Murray Devine, Head of Patient Safety Policy, Department of Health, said: “The Clinical Outcome Review Programme will make a very important contribution to developing high quality and safe practice across the healthcare sector. The findings from this programme will assess quality and stimulate improvement in safety and effectiveness by enabling health practitioners to learn both from adverse events and from examples of high quality care.”

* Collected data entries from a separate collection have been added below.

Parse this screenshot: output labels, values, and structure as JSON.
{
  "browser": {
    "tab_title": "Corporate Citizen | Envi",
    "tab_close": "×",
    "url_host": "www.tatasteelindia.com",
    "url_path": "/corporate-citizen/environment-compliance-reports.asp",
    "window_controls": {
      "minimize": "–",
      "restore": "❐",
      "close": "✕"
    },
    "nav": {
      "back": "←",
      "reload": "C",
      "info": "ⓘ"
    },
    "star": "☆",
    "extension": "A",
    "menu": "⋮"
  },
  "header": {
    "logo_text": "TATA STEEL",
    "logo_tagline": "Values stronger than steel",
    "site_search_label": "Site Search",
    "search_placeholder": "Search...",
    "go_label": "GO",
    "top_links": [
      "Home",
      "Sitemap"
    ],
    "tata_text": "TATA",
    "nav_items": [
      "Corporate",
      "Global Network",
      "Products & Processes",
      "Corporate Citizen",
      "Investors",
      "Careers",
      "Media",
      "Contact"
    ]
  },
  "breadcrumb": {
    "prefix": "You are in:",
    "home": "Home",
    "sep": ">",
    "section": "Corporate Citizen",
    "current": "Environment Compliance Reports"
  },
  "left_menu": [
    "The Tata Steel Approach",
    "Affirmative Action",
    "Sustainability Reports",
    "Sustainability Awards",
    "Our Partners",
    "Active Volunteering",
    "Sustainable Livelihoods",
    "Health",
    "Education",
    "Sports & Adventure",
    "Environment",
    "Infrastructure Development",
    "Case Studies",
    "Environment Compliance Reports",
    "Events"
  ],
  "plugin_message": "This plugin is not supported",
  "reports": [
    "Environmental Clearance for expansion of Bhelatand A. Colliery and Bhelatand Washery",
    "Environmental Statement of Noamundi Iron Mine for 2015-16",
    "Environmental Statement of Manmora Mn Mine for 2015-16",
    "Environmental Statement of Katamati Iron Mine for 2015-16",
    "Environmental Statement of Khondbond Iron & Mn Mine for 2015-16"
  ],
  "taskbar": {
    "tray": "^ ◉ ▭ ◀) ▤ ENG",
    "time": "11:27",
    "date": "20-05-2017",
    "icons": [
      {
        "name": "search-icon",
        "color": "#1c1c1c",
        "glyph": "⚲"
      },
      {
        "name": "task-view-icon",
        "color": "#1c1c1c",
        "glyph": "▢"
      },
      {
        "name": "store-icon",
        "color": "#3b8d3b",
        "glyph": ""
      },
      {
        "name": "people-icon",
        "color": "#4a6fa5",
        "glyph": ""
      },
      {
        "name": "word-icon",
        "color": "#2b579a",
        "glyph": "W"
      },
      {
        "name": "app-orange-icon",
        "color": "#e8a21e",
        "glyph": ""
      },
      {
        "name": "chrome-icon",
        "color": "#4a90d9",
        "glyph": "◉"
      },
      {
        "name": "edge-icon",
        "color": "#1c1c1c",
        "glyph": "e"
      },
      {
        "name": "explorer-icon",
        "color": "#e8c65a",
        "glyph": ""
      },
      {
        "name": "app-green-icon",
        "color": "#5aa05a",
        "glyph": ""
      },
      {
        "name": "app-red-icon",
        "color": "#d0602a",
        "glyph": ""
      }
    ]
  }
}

The existing contracts for the Confidential Enquiries Programme are due to expire in March 2011. The decision to award these contracts was made following an EU competitive tendering process, ensuring delivery of value for money and the best mix of quality and effectiveness. The selection panel was made up of representatives from devolved administrations, Department of Health, NPSA and key expert stakeholders.


Notes to editors


1. Media enquiries to the NPSA Press Office:


Dominic Stevenson – 020 7927 9351 / dominic.stevenson@npsa.nhs.uk


Fiona Carr – 020 7927 9556


Out of hours – 0788 411 5956


2. Following the publication of the Arms Length Body Review on 26 July 2010, the NPSA has stressed the importance for all NHS organisations across England and Wales to continue reporting patient safety incidents through the National Reporting and Learning System. This is so that trends in safety incidents can be identified and acted upon as early as possible.  This aspect of our work will continue within the new proposed structure of the NHS Commissioning Board and we will continue to work together in partnership with NHS organisations to make services even safer for patients.  We will continue to monitor the implementation of all patient safety alerts and guidance.